Eine Inszenierung, gezeigt im Rahmen des Festivals Premières in Straßburg.
Film und Theater, Tanz und Literatur. Nichts steht alleine, alles verschränkt sich, bleibt dennoch pur.
SIG Sauer Pro – ein Theaterprojekt des französischen Kollektivs „Das Plateau“ vereint in einer einzigen Inszenierung alles, was Theater, Film und Literatur zu bieten haben und ist deswegen so nahe am Leben, wie selten eine Kunstform. SIG Sauer Pro ist die Bezeichnung für einen halbautomatischen Revolver, der in der Aufführung selbst – mit Platzpatronen bestückt – mehrfach zum Einsatz kommt. Auf der Bühne ein Riesenbildschirm. Davor ein Tisch mit drei Sesseln, davor – am Bühnenrand -mehrere Monitore. Drei junge Frauen mit Handmikros leihen ihre Stimmen jenen Personen, die auf der Leinwand im Film zu sehen sind. Ihre Stimmen werden live computertechnisch verfremdet, sodass klar wird, ob sie nun in die Männerrollen oder die der Frauen schlüpfen, die im Film vorkommen. Die Monitore im Vordergrund zeigen jeweils das Bild desjenigen, deren Stimme gerade zu hören ist. Aber auch szenische Erklärungen werden verlesen, so als würden die gezeigten Bilder weitere Informationen benötigen. Eine Verschränkung in der Verschränkung in der Verschränkung, die dennoch funktioniert.

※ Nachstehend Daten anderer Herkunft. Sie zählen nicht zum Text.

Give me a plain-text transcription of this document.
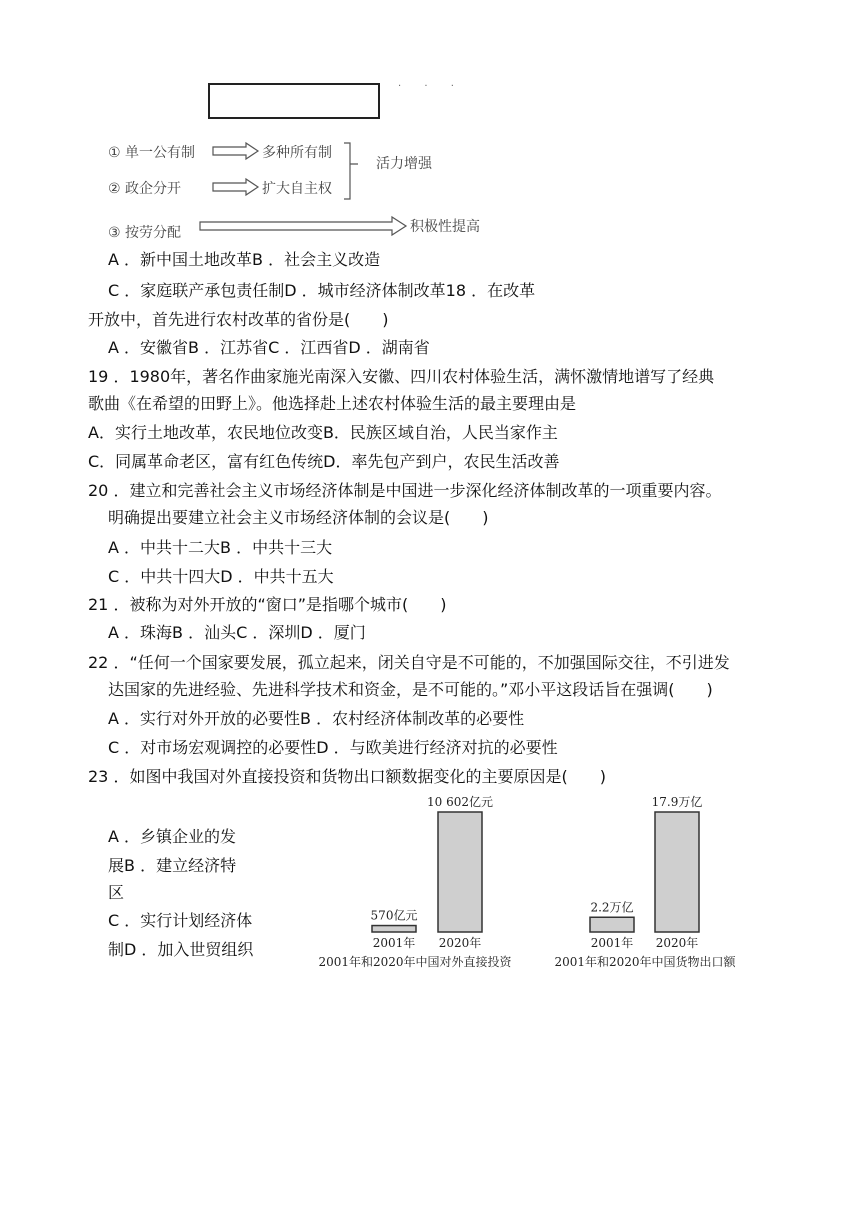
. . .
① 单一公有制	多种所有制
② 政企分开	扩大自主权
活力增强
③ 按劳分配	积极性提高
A ．新中国土地改革B ．社会主义改造
C ．家庭联产承包责任制D ．城市经济体制改革18 ．在改革
开放中，首先进行农村改革的省份是(　　)
A ．安徽省B ．江苏省C ．江西省D ．湖南省
19 ．1980年，著名作曲家施光南深入安徽、四川农村体验生活，满怀激情地谱写了经典
歌曲《在希望的田野上》。他选择赴上述农村体验生活的最主要理由是
A．实行土地改革，农民地位改变B．民族区域自治，人民当家作主
C．同属革命老区，富有红色传统D．率先包产到户，农民生活改善
20 ．建立和完善社会主义市场经济体制是中国进一步深化经济体制改革的一项重要内容。
明确提出要建立社会主义市场经济体制的会议是(　　)
A ．中共十二大B ．中共十三大
C ．中共十四大D ．中共十五大
21 ．被称为对外开放的“窗口”是指哪个城市(　　)
A ．珠海B ．汕头C ．深圳D ．厦门
22 ．“任何一个国家要发展，孤立起来，闭关自守是不可能的，不加强国际交往，不引进发
达国家的先进经验、先进科学技术和资金，是不可能的。”邓小平这段话旨在强调(　　)
A ．实行对外开放的必要性B ．农村经济体制改革的必要性
C ．对市场宏观调控的必要性D ．与欧美进行经济对抗的必要性
23 ．如图中我国对外直接投资和货物出口额数据变化的主要原因是(　　)
A ．乡镇企业的发
展B ．建立经济特
区
C ．实行计划经济体
制D ．加入世贸组织
570亿元
2001年
10 602亿元
2020年
2001年和2020年中国对外直接投资
2.2万亿
2001年
17.9万亿
2020年
2001年和2020年中国货物出口额
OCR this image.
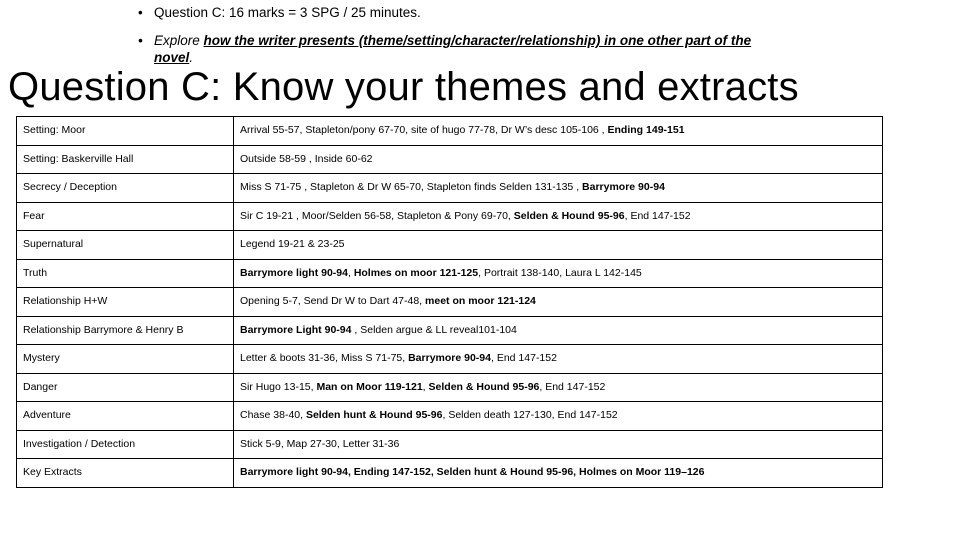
• Question C: 16 marks = 3 SPG / 25 minutes.
• Explore how the writer presents (theme/setting/character/relationship) in one other part of the novel.
Question C: Know your themes and extracts
Setting: Moor	Arrival 55-57, Stapleton/pony 67-70, site of hugo 77-78, Dr W’s desc 105-106 , Ending 149-151
Setting: Baskerville Hall	Outside 58-59 , Inside 60-62
Secrecy / Deception	Miss S 71-75 , Stapleton & Dr W 65-70, Stapleton finds Selden 131-135 , Barrymore 90-94
Fear	Sir C 19-21 , Moor/Selden 56-58, Stapleton & Pony 69-70, Selden & Hound 95-96, End 147-152
Supernatural	Legend 19-21 & 23-25
Truth	Barrymore light 90-94, Holmes on moor 121-125, Portrait 138-140, Laura L 142-145
Relationship H+W	Opening 5-7, Send Dr W to Dart 47-48, meet on moor 121-124
Relationship Barrymore & Henry B	Barrymore Light 90-94 , Selden argue & LL reveal101-104
Mystery	Letter & boots 31-36, Miss S 71-75, Barrymore 90-94, End 147-152
Danger	Sir Hugo 13-15, Man on Moor 119-121, Selden & Hound 95-96, End 147-152
Adventure	Chase 38-40, Selden hunt & Hound 95-96, Selden death 127-130, End 147-152
Investigation / Detection	Stick 5-9, Map 27-30, Letter 31-36
Key Extracts	Barrymore light 90-94, Ending 147-152, Selden hunt & Hound 95-96, Holmes on Moor 119–126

Der Film selbst, Großaufnahmen von einem kleinen Dorf, irgendwo in den Pyrenäen, umgeben von ödem Land, realisiert von Keren Ben Rafaël. Nichts ist lieblich. Alles ist kalt und grau. Ein Hund bellt, ein Schuss fällt. Ein Auto fährt vor und parkt vor einem kleinen Bauernhaus, in dem sich ein alter Mann auf einem Fauteuil betrinkt. Er hält sich ein Gewehr ans Kinn und drückt ab. „Großvaters“ Hand in Großaufnahme verstömt Blut. Vergeblich, wie man erfährt; er landet nicht dort, wo er sich gewünscht hat, sondern im Koma. Eingekauft wird im kleinen Laden – nicht Pastis – sondern amerikanischer Whiskey und Zigaretten. Gekocht wird kein Cassoulet, sondern Pommes-frites in der Fritteuse. Auto gefahren wird wie in den Gangsterfilmen, von der Polizei zum Spaß mit Blaulicht auf dem Dach, bis der von ihnen verfolgte Kollege tödlich verunglückt. Ein Huhn wird geschlachtet, die Federn gerupft, dann bleibt es nackt in der Speisekammer hängen. Eine ältere Frau schminkt sich vor dem Zu-Bett-Gehen ab, legt sich hin und liest kurz. Die Kamera ist ganz nah bei ihr. Der hinterlegte Sound verdichtet sich, man weiß, aus Hitchcockfilmen, das etwas passieren wird und möchte gar nicht so nah am Geschehen sein. Ein junger Mann fährt vor das Haus, in dem noch einige Fenster erleuchtet sind. Man hört eine Frauenstimme. „Bist du`s? Was machst du?“ „Ich brauche Geld“. Der Dialog artet in einen Streit aus, bis der Mann das Haus wieder verlässt und wegfährt. Der Junge, dessen Vater verunfallte und dessen Mutter mit einem neuen Mann zusammenlebt, klopft sich einen Nagel in den Zeh – er wird in den nächsten Wochen mit seinem neuen Ziehvater kein anstrengendes Lauftraining mehr absolvieren müssen. Seine Mutter, die erfahren hat, dass der Unfall von den Polizistenfreunden ihres Ex-Mannes provoziert worden war, erpresst von einem Geld – und erklärt ihrem Sohn am Ende des Filmes, dass sie reich sei. 12.500 Euro habe sie gewonnen.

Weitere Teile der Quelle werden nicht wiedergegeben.